There are several organizations and non-profit groups fighting to get reforms on the ballot that will require insurance companies to recognize Autism and to provide better coverage for the essentials. We’re hoping that the necessary initiatives get on the ballot and our whole family will be working hard to get the word out there to help the bill(s) pass!
In the meantime, we are feeling this urgency to move forward with therapies that we simply cannot afford. The urgency stems from Sam’s emerging language and changes in the way Sam is processing emotions. Suddenly, last week, we received a call from our Service Coordinator at Multnomah County Developmental Disability Services that funding for families was suddenly available. We recently lost funding during the previous allocation of funds so this time Jen jumped into action and got all the paperwork together, made tons of calls, and in less than a week we received funding for 6 Speech Therapy sessions and 6 Occupational Therapy sessions!
One thing that I am constantly aware of is how challenging the bureaucratic side of things is. How would we do all of this if we were in an even more desperate situation than we are now? How would a family that is stretched thin able to make these things happen? I’m always keeping this in the back of my mind and feeling thankful that our heads are above the water just enough to wade through it all.

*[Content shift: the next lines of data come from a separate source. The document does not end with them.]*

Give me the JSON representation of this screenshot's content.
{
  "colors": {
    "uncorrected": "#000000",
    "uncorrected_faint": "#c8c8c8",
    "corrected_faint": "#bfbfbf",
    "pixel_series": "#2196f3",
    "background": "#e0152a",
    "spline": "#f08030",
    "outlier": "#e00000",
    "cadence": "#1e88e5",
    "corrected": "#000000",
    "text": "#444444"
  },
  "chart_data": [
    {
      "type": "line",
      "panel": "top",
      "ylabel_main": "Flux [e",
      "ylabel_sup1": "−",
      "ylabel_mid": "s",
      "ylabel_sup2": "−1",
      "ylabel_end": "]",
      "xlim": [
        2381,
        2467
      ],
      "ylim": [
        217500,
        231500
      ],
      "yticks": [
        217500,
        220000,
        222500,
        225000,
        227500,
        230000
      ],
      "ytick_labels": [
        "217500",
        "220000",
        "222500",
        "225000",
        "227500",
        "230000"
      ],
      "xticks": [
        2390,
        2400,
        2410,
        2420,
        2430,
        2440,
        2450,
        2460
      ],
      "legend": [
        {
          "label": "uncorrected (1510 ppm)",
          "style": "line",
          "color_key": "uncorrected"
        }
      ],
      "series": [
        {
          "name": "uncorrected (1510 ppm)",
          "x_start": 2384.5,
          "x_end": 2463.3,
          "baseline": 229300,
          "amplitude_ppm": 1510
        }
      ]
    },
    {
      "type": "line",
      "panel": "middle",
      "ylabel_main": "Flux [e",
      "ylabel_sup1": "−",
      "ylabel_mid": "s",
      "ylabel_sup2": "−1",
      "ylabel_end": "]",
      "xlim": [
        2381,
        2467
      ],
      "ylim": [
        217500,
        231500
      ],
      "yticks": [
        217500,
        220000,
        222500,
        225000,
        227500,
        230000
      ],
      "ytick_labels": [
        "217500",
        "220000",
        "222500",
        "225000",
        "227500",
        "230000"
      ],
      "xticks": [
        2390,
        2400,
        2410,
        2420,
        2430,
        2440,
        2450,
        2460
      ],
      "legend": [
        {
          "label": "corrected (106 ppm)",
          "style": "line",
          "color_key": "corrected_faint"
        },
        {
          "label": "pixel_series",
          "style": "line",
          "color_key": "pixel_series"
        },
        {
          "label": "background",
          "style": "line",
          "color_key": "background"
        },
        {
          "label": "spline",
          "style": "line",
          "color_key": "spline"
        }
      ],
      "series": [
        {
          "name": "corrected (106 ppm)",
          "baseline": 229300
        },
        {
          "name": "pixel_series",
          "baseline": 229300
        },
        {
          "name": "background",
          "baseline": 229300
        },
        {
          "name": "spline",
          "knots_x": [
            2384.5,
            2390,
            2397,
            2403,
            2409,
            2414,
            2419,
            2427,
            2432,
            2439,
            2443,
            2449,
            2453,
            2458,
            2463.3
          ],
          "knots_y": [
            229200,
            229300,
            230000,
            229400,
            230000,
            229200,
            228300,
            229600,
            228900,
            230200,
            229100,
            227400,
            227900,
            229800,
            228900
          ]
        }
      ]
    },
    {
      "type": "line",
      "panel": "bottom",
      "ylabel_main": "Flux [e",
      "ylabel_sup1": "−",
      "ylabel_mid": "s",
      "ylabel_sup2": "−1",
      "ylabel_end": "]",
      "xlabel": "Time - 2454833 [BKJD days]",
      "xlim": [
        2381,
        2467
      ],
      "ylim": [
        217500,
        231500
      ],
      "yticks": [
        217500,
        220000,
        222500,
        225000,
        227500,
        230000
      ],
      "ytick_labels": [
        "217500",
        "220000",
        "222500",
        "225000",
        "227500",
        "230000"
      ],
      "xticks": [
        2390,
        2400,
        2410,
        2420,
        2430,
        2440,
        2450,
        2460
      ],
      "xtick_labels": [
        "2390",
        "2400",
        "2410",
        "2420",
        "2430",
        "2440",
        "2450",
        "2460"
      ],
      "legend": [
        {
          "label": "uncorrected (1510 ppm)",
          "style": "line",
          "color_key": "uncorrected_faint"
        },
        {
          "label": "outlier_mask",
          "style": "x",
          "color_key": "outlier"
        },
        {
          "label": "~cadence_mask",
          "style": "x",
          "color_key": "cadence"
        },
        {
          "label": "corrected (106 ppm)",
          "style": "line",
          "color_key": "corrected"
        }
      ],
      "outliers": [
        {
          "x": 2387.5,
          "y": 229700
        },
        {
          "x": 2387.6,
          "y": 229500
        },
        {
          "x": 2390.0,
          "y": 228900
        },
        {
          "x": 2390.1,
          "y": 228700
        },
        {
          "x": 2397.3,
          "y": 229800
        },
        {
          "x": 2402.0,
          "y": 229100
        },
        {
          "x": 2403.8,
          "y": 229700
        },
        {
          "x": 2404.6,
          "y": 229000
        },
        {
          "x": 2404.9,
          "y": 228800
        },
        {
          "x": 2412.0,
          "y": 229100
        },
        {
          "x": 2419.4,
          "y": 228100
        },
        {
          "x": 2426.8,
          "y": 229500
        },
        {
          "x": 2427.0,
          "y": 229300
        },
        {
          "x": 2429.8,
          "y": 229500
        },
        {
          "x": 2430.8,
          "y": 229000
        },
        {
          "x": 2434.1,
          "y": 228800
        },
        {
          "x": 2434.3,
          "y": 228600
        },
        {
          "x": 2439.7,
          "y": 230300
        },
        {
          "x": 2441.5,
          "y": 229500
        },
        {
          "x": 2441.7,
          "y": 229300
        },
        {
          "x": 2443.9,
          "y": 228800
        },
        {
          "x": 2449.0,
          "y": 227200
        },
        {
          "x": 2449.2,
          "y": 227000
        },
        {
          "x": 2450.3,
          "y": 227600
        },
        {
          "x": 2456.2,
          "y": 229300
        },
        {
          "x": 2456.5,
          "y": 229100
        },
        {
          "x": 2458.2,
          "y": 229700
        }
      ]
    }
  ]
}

So away we go! It’s going to be a very busy 6 to 8 weeks as we fill our already full schedules with these appointments. We’re so excited to work with Shelley Molinaro (MS/CCC/SLP) and equally excited that Sam will be returning to Therapy Solutions For Kids (where he first received Speech, Physical & Occupational Therapies almost 6 years ago).
We will try to post updates on each of these important forms of therapy for Sam over the next 8 weeks as we come up with clever strategies to keep the funding going beyond these 12 sessions.